La CSC ne cache pas son mécontentement face à un choix politique qui balaye les alternatives sur lesquelles s’étaient accordés les interlocuteurs sociaux (à lire dans L’Info n°9). Une analyse du Conseil central de l’économie indique même que cette alternative pourrait rapporter entre 100 et 133 millions d’euros supplémentaires par an au gouvernement fédéral.
Cette attitude est incompréhensible, déplore la secrétaire générale de la CSC, Marie-Hélène Ska. «Les chiffres montrent clairement que notre proposition est plus avantageuse, tant pour les recettes publiques que pour le pouvoir d’achat des travailleurs, affirme-t-elle. Elle garantit la stabilité de l’indexation pour tous, y compris dans le secteur public et pour les allocations. Grâce à cet accord entre interlocuteurs sociaux, les revenus les plus faibles conserveraient également le tarif social de l’énergie, qui leur est indispensable.»
Pour la secrétaire générale, de nombreux travailleurs et pensionnés verront leur situation se dégrader avec l’indexation plafonnée. «Et dans bien des secteurs, on assistera à un beau gâchis, ajoute-t-elle avant de conclure: On prétend que seule la moitié de la population est concernée, mais c’est faux.

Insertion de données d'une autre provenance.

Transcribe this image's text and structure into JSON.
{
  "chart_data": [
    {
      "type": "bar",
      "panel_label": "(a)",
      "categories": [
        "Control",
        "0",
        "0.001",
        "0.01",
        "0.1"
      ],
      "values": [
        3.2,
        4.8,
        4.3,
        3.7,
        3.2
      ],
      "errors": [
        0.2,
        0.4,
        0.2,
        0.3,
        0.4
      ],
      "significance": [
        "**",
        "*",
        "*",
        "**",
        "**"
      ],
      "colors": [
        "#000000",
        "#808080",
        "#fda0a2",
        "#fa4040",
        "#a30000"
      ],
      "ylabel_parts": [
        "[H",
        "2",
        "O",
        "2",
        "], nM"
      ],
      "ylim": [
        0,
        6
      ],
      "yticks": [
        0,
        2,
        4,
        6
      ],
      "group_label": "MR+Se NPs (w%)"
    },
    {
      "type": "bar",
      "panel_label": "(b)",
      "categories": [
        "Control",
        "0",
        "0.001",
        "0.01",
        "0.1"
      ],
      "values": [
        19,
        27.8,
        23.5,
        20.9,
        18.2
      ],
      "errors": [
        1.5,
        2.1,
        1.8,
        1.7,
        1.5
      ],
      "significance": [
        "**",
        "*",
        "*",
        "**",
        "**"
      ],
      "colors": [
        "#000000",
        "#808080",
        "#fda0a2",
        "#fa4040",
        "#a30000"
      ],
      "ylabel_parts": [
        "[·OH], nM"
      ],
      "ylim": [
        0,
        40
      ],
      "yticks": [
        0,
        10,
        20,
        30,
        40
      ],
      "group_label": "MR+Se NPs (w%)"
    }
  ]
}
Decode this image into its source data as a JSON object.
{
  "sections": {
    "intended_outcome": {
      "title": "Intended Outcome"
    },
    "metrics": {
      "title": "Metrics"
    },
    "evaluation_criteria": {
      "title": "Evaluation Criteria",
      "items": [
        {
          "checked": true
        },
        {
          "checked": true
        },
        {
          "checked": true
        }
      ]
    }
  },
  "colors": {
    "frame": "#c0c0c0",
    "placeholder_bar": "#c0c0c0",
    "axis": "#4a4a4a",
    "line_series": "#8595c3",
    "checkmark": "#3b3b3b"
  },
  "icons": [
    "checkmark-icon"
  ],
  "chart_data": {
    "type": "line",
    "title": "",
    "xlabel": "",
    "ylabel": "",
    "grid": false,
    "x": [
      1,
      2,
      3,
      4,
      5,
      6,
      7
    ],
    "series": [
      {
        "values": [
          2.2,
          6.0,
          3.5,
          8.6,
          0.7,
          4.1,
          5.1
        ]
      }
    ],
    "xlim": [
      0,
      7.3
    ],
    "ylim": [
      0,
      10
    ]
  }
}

Comme la mesure modifie également le niveau des allocations et des barèmes salariaux, elle finira par toucher bien davantage de personnes. Nous risquons d’en subir les conséquences pendant longtemps encore».
Les chiffres montrent clairement que notre proposition est plus avantageuse, tant pour les recettes publiques que pour le pouvoir d’achat des travailleurs...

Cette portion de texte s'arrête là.